Last week, Roy Moore’s ambulance-chasing hack attorney sent a terribly written huff and puff letter to the Alabama Media Group, which owns three newspapers and the AL.com website, and to the Washington Post, threatening to sue them over allegedly inaccurate stories. AMG is pretty much laughing in Moore’s face.
Moore’s camp has twice threatened the Alabama Media Group, home to AL.com, according to a letter from a lawyer for the company. “You have accused AL.com of making ‘false reports and/or careless reporting’ about multiple subjects related to your clients,” reads the letter from John Thompson of Lightfoot Franklin White LLC. “Your letter demands that AL.com retract and recant its prior stories and that it ‘cease and desist’ from any further reporting about your clients,” reads the letter.“AL.com hereby rejects your demand,” it continues.
Michelle Holmes, vice president of content for Alabama Media Group (AMG), tells the Erik Wemple Blog that the company lacks specificity on just what stories have offended Roy Moore, Kayla Moore and their Foundation for Moral Law. “As the letter outlines, these demands appear to be a show more than they are a serious attempt to question what we believe to be fully legitimate, serious reporting,” says Holmes. The letter states, “You have not explained how anything that AL.com has reported is untrue, inaccurate or erroneous, nor do you provide any support for your position.”

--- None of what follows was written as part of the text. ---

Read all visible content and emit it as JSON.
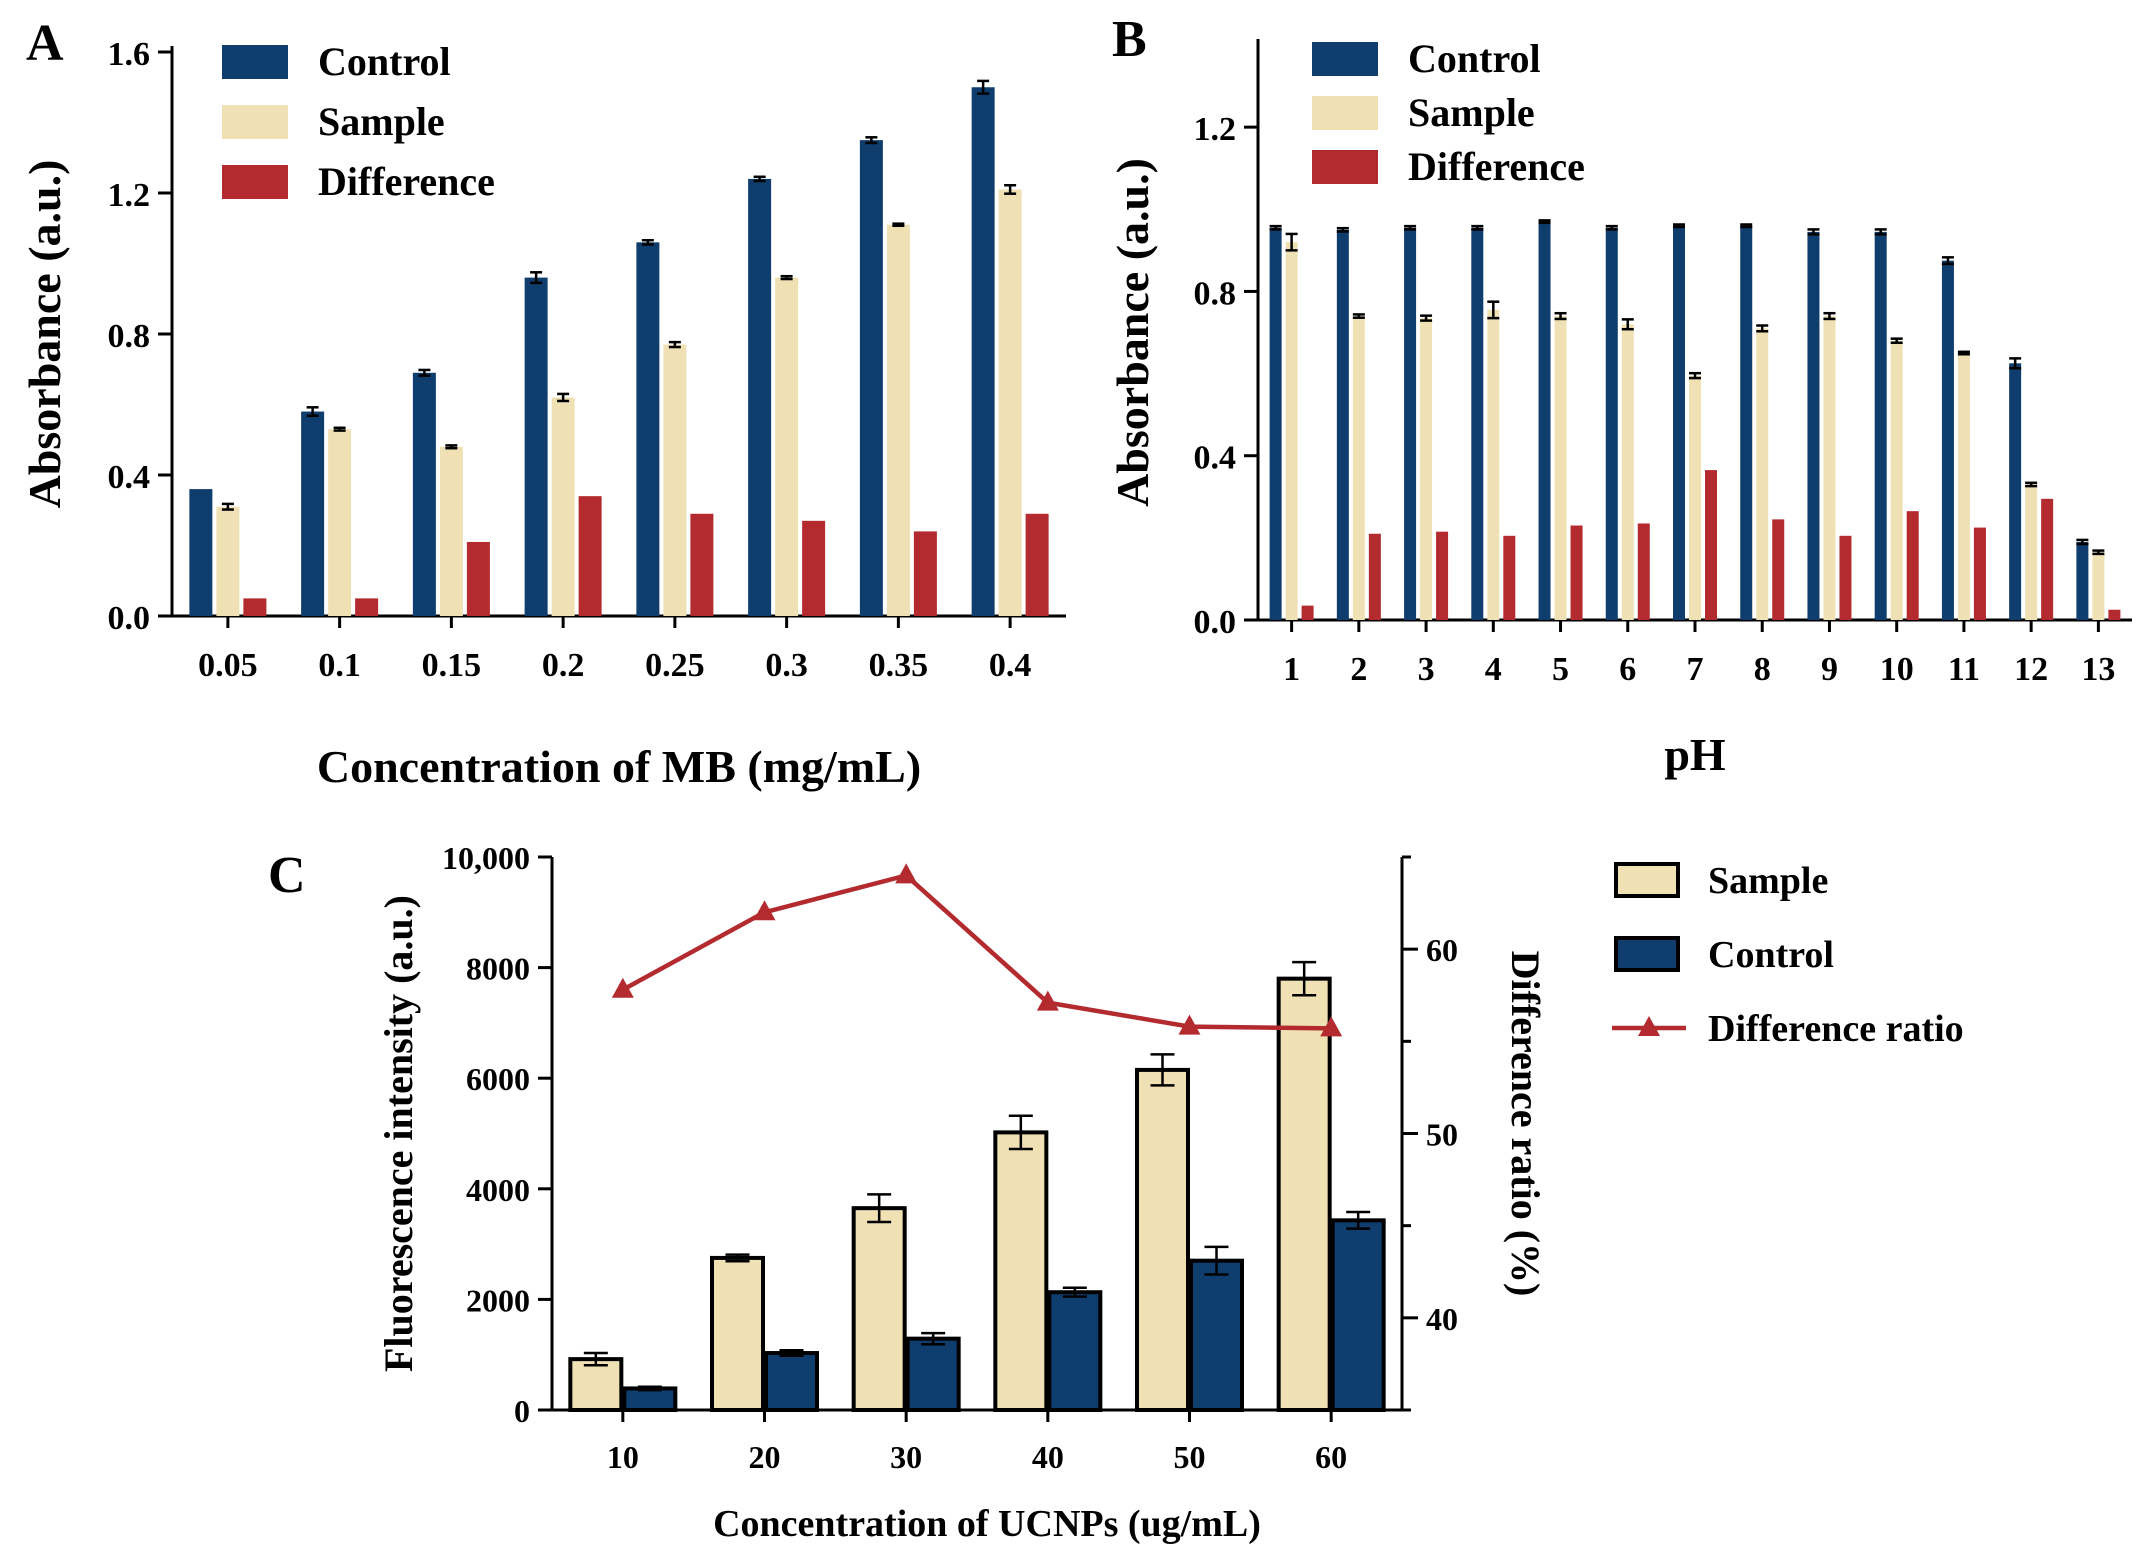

There are two things they know with nearly absolute certainty: Moore is not going to file a lawsuit, and if he did, it would be dismissed quickly. They have pretty much a zero chance of ever losing such a suit. So Moore’s attorney can huff and puff all he wants, but he isn’t going to blow their house down and they know it. They also know that the last thing Moore wants is to open himself up to discovery motions and subpoenas that would uncover even more dirt on him, or at least confirm what was previously reported.